I decided that "too thin" perception was based on their comparison to what I used to look like -- and I looked gigantic at 327 pounds.
I also decided the BMI was a more accurate yardstick to gauge my healthy new weight. There's another standard that rides alongside the BMI to tell if you're at a higher risk for heart disease and other diseases: waist size. For men, a waist size larger than 40 inches (35 inches for women) means an elevated risk.
Today, with a 32-inch waist I'm probably healthier and at a lower risk level than at any other time in the last 40 years.
So, am I too skinny? I don't believe so. I'm just right and I lovin' it.
Try this recipe: Recently, two food magazines showcased Indian spiced chicken recipes. I made both, then created a hybrid, taking the best of each and adding a twist or two of my own. Give this a try.
Indian Spiced Grilled Chicken Thighs
1½ tablespoons ground cumin
1½ teaspoons curry powder (I prefer Madras brand)
1 teaspoon salt
1 teaspoon ground coriander
1/4 teaspoon cayenne
1tablespoon canola oil
1 tablespoon grated fresh ginger
3-4 medium garlic cloves, minced or pressed through a garlic press (about 1 tablespoon)
1 cup nonfat plain yogurt (Greek-style preferred)
3 tablespoons red wine vinegar
2½ pounds skinless, boneless chicken thighs
For the marinade: In a large mixing bowl whisk or stir together the cumin, curry powder, salt, coriander and cayenne until combined.
Add oil to a medium skillet and place over low heat.
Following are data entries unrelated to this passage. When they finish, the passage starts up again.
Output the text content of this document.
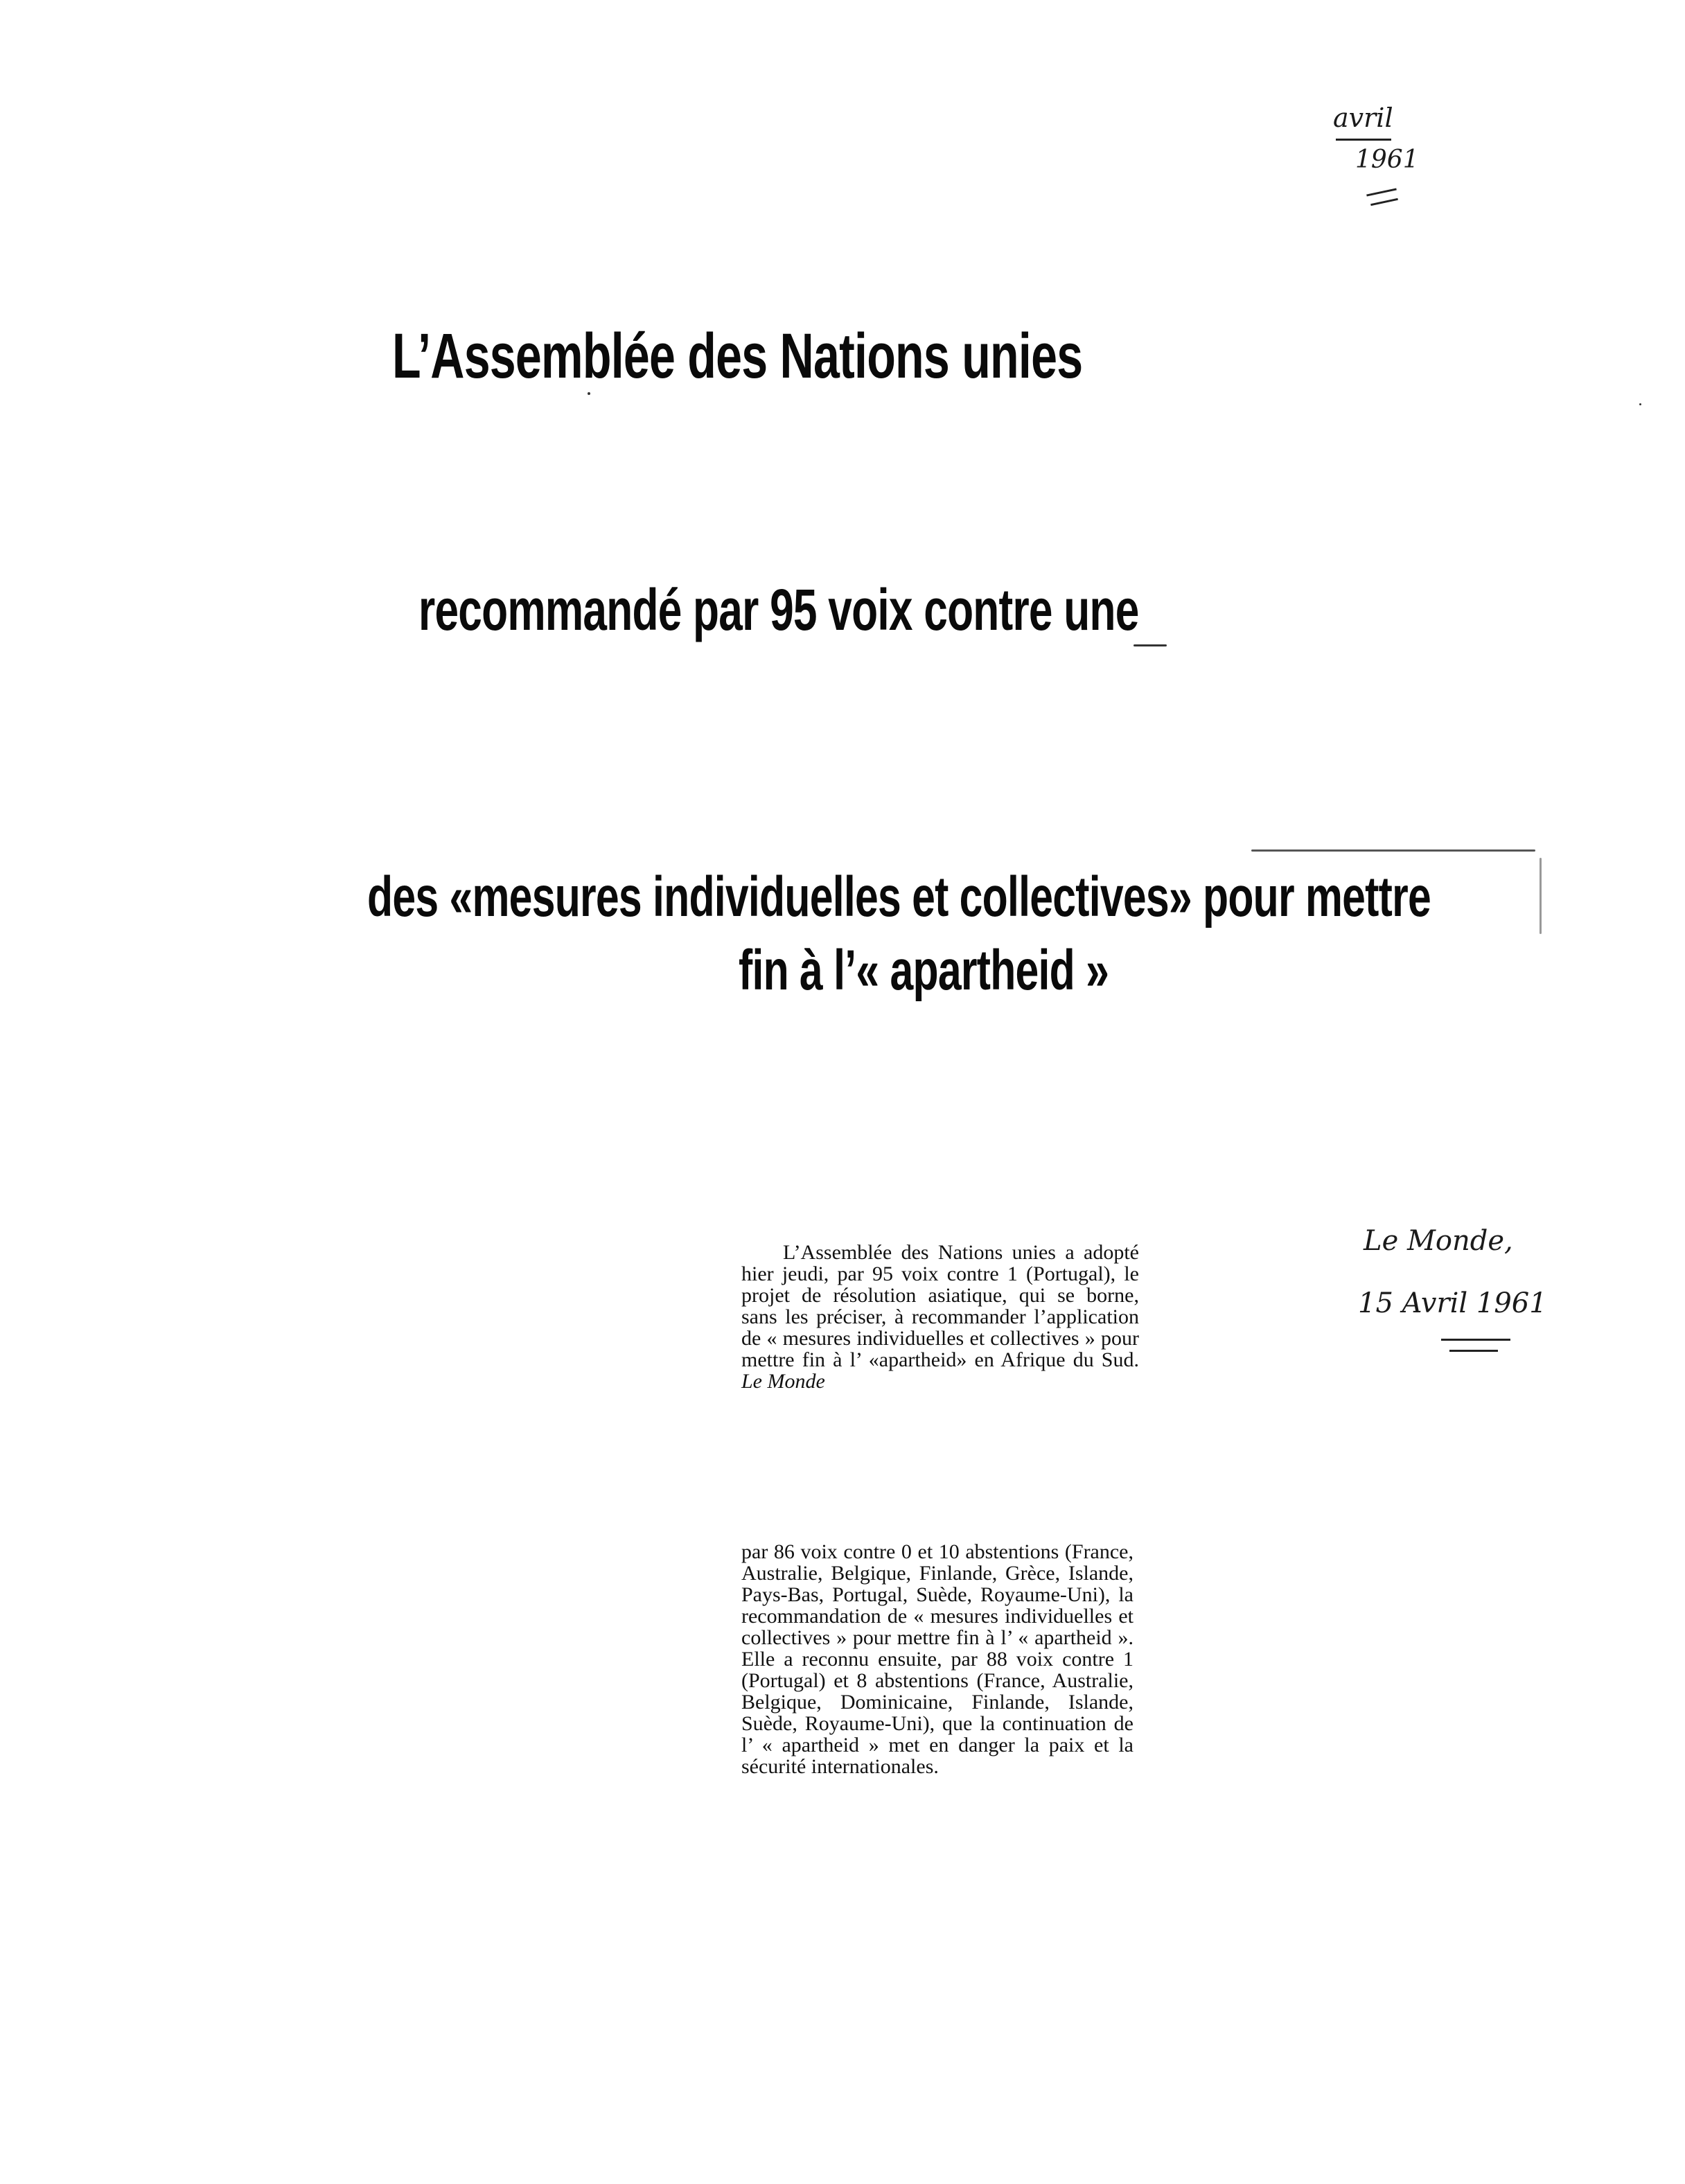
avril
1961
L’Assemblée des Nations unies
recommandé par 95 voix contre une
des «mesures individuelles et collectives» pour mettre
fin à l’« apartheid »
Le Monde,
15 Avril 1961
L’Assemblée des Nations unies a adopté hier jeudi, par 95 voix contre 1 (Portugal), le projet de résolution asiatique, qui se borne, sans les préciser, à recommander l’application de « mesures individuelles et collectives » pour mettre fin à l’ «apartheid» en Afrique du Sud. Le Monde
par 86 voix contre 0 et 10 abstentions (France, Australie, Belgique, Finlande, Grèce, Islande, Pays-Bas, Portugal, Suède, Royaume-Uni), la recommandation de « mesures individuelles et collectives » pour mettre fin à l’ « apartheid ». Elle a reconnu ensuite, par 88 voix contre 1 (Portugal) et 8 abstentions (France, Australie, Belgique, Dominicaine, Finlande, Islande, Suède, Royaume-Uni), que la continuation de l’ « apartheid » met en danger la paix et la sécurité internationales.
When hot, stir the spices into the oil and heat until they become fragrant, about 30 seconds. Add ginger and garlic, and stir together. Cook, stirring continuously, for 1 to 2 minutes or until garlic becomes fragrant.
Remove the skillet from the heat and scrape the contents into the mixing bowl; whisk in yogurt and vinegar until combined. Add chicken thighs; tossing to coat. Let sit for 10 minutes. (The thighs may also be covered and refrigerated for as long as 12 hours.)
To grill the chicken: Prepare a medium-hot charcoal fire or heat a gas grill to medium-high. Clean grill grate and lubricate with vegetable oil. Place thighs, flat on cooking grate (discard any remaining marinade) and grill (covered on gas grill; uncovered on charcoal grill) 5 to 6 minutes for large thighs or 4 to 5 minutes for medium thighs. Turn and continue to grill until cooked through 5 to 6 minutes for large thighs, 4 to 5 minutes for medium thighs or until an instant read digital thermometer inserted into the thickest part registers 160 degrees.
Remove thighs from the grill, place on a platter, cover with foil, and let rest for 5 minutes. Remove foil and serve.
Serves six.
Nutrition values per serving: 269 calories (30.5 percent from fat), 9.1 g fat (2.1 g saturated fat), 4.6 g carbohydrate, 0 fiber, 40.7 g protein, 158 mg cholesterol, 389 mg sodium.